Technology in Government - Cyber threats today and tomorrow
- 16 August, 2018 13:14
"The internet, instead of being a social platform, is a battlefield".
It was with those words that Avi Shavit, the Strategic Adviser Cyber Security at the Israeli Innovation Authority, which is part of that government's Ministry of Economy, kicked off his talk during the Technology in Government Cyber Security congress, held in Canberra. Shavit's experience as a member of a task force appointed by the Israeli Prime Minister to suggest the Israeli roadmap in cyber warfare and as a Strategic Advisor in Cyber Security for the Israeli Innovation Authority means he has a direct view at the current threat landscape and what's coming next.
To bring that point home, he showed the audience an excerpt of a recent security briefing he had received and highlighted a breach reported to him that occurred in an Australian airport. While it might not have made the news here, it crossed his path and gave the audience some pause.
Shavit started his look at the Cybersecurtity issues of today when he noted the difficulty in testing systems today. The volume, velocity, variety and value of the data businesses have to manage means existing processes for testing are no longer adequate. Added to that technical challenge comes the growing global cyber-skill shortage, which Shavit said is forecast tor each 3.5 million workers in the next three years according to Cybersecurity Ventures, and recent data from Gartner showing a third of businesses don't have a single cybersecurity expert in the business.
That backdrop created a canvas against which a number of major threat vectors are being used by malicious actors.

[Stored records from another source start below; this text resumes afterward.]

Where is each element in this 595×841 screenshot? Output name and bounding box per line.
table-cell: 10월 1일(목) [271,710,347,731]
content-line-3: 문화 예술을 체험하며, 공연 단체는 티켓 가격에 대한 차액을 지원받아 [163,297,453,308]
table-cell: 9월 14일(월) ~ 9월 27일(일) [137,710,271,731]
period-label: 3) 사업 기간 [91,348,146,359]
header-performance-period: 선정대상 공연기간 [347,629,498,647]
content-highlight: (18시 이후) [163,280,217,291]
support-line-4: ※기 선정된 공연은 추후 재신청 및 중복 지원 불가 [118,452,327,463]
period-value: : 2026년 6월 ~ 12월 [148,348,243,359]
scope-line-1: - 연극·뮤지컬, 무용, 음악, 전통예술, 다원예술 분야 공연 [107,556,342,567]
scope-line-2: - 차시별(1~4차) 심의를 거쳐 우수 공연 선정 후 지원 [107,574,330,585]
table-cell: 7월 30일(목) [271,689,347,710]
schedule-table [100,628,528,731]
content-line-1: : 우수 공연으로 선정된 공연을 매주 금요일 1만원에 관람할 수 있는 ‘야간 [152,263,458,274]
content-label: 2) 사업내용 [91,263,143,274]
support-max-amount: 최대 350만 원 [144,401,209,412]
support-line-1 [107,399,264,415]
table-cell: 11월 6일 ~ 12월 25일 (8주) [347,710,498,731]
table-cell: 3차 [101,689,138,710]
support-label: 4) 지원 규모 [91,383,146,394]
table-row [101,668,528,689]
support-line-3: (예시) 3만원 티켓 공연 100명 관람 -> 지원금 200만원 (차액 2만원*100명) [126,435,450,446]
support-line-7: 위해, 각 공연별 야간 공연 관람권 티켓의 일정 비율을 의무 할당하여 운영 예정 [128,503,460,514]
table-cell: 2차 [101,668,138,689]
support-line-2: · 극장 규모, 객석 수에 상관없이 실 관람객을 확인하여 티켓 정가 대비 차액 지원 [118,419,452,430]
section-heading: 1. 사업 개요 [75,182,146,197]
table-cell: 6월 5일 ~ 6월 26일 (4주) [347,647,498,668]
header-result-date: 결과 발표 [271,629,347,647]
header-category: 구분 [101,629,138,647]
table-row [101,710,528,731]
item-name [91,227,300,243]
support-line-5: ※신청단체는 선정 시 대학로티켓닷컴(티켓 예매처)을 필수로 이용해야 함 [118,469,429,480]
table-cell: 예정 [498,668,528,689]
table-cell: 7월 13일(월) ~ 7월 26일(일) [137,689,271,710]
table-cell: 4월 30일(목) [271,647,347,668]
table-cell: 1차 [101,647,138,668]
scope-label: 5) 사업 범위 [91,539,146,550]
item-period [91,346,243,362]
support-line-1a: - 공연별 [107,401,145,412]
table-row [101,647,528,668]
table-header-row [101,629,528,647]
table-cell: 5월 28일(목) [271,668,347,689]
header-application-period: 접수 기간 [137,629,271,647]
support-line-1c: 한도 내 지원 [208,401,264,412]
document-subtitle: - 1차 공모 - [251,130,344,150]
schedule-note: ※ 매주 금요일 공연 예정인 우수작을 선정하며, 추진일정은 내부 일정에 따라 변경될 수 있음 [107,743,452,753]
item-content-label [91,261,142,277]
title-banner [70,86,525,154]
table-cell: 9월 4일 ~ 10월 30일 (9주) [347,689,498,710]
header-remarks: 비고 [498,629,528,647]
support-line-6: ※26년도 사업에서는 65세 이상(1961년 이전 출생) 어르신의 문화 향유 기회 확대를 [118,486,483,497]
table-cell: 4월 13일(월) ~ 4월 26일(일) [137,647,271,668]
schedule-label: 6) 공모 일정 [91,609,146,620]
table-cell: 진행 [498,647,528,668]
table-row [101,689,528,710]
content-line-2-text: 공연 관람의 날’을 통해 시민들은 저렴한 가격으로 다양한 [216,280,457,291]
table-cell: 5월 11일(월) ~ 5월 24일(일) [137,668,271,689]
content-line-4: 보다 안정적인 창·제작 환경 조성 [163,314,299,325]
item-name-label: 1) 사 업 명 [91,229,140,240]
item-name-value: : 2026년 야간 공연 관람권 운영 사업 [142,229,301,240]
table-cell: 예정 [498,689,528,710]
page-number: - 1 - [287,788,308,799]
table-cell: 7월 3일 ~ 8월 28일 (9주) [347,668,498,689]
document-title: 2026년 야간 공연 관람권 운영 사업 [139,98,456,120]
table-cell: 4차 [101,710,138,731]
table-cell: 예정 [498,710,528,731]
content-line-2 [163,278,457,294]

Cryptojacking is an increasingly popular tool for criminals. By fooling users into installing cryptocurrency mining software, thieves aren't stealing data but CPU cycles and energy to carry out the complex calculations required for mining cryptocurrencies. As always, the principle of following the money applies when looking for what motivates a large number of online criminals.
Ransomware continues to be a major issue said Shavit.
Another emerging cybercrime area, and one that combines the desire for criminals to make money with the insecurities of many people is "sextortion". Many people are aware that threat actors have been able to exploit vulnerabilities that give them access to webcams and microphones. With the increased access and ubiquity and access to pornography, criminals have combined these to create a new form of ransomware. The criminals send an extortion note via email telling the receiver that they have been captured via their webcam viewing pornography or performing a sexual act. The criminals threaten to send the incriminating footage to the intended victim's family unless they are paid a ransom in untraceable cryptocurrency.
Sitting behind these threats lies email. Shavit told the packed room that no filter can deal with the threat of phishing as 15 million new phishing sites are created each month. Calling it the "most successful kind of attack", phishing will continue to be a major weapon in the cybercriminal's arsenal.
Internal threats are a significant and sometimes understated issue said Shavit. The actions of internal personnel, either accidental or intentional, can lead directly to the loss of data or expose a vulnerability to threat actors that might have been otherwise mitigated. Data from several independent security reports suggests internally-initiated attacks are one of the most significant threat vectors.
In the immediate further, Shavit said we can expect more of the same but said NFC (near field communication) provides threat actors with a new way to compromise systems. We're seeing NFC chips installed in everything from the most sophisticated smartphones through to single-function smartcards and the companies deploying these chips have varying degrees of expertise in securing them. As a result, we'll see NFC-borne attacks become more significant.
While the vulnerabilities in off-the-shelf software receive a lot of attention, in-house developed systems have slipped past the attention of many people. Attackers already understand that the payoff in a targeted attack is potentially much greater than in an indiscriminate scatter-gun approach. As a result, they will look at how a company can be breached through self-developed applications. The impact of this can be significant if the in-house software is created by a managed service or SaaS (software as a service) provider. This was something seen in a recently reported attack against a South Korean service provider (https://www.cso.com.au/article/642122/auscert-2018-finding-monster-by-its-shadow/).
"Under the radar" attacks will also increase said Shavit. These are strikes made by criminals where their actions occur so slowly and stealthily that they are not logged or flagged as significant in SIEM (security information and event management) systems. These will require different detections tools and skills.
Combatting threats new and old
Shavit said many of the attacks of today were executed by established criminal organisations with talented attackers who look for the weakest link. They have access to a vibrant marketplace of tools and techniques that allows them to mix and match malware in order to build a successful attack method. That level of sophistication with threat actors means we can't possibly block every single threat. Shavit said this means ew need to prioritise which threats we will block.
This means behavioural analysis will become increasingly important, so unusual activity rather can be detected rather than looking for specific malware.
There also needs to be a shift way from protecting systems he said. The focus needs to be on data.
In closing, Shavit said this will lead to the development of trustworthy systems that do what's needed to protect data despite the actions and behaviour of users.